What Runnalls wants to see is what he calls "big, incremental changes" — and soon.

"You can make quite a difference in the short to medium term, provided you don't spend forever talking about how to do it."

Truth, reconciliation, and how we get there

Immediate, pointed action is also the theme of the Truth and Reconciliation Commissions's final report, unveiled this week.

Forgiveness is the key action Justice Murray Sinclair wants to see come out of the report's findings.

Forgiveness not just from survivors of the residential school system, but from those survivors' children and grandchildren.

"They need to be prepared to forgive their parents, their aunties, their uncles, the members of their community," said Sinclair, who chaired the commission.

"They need to be prepared to stop being angry at their leaders, at their family members, for the way they behaved as a result of the [residential schools] experience, because that abuse led to the dysfunction. And if they're prepared to forgive them, that's the single most important act of reconciliation that can occur for many survivors."

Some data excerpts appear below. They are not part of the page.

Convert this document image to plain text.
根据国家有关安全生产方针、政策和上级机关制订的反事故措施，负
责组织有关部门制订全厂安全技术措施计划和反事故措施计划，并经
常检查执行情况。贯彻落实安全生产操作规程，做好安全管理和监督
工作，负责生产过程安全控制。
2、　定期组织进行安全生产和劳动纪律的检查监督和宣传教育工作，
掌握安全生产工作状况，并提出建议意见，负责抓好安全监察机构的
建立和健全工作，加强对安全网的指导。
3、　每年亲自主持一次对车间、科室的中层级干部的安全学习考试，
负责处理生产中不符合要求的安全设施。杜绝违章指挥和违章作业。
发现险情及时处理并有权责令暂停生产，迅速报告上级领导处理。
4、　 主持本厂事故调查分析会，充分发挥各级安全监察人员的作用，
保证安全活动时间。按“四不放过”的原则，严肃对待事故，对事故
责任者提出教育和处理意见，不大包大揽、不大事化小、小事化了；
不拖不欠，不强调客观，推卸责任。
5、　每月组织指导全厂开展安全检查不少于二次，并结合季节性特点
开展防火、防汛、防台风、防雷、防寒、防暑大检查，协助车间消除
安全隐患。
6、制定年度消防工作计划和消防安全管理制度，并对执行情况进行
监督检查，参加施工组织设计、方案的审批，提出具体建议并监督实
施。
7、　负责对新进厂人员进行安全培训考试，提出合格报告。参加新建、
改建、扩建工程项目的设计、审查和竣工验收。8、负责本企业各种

That focus on what Sinclair calls "intergenerational survivors" — the children and grandchildren of indigenous Canadians who suffered abuse at the hands of the school system — as well as on today's indigenous youth remains a critical element of the TRC's goals moving forward. 

"The intergenerational survivors were a very important part of our work because we wanted them to understand that what they had grown up with, the people in their lives who had been to residential schools behaved the way they did because of those schools," Sinclair told host Chris Hall.

"We needed them to begin to believe in their own identity, their own culture, their own people," he added.

Are concrete results possible for the next generation? Sinclair believes so.

"Do I think it's possible? I absolutely think it's possible," he said, pointing to the inquiry into murdered and missing indigenous women and upcoming changes to the child welfare system as hopeful signs of change. 

Sinclair also calls for more positive emphasis on aboriginal youth and their accomplishments.

"Nobody is really talking about what it is that indigenous youth are achieving throughout society," he said.

"Understanding their historical heroes is one thing, but also understanding their current, modern-day achievements is important, and we need to ensure that happens."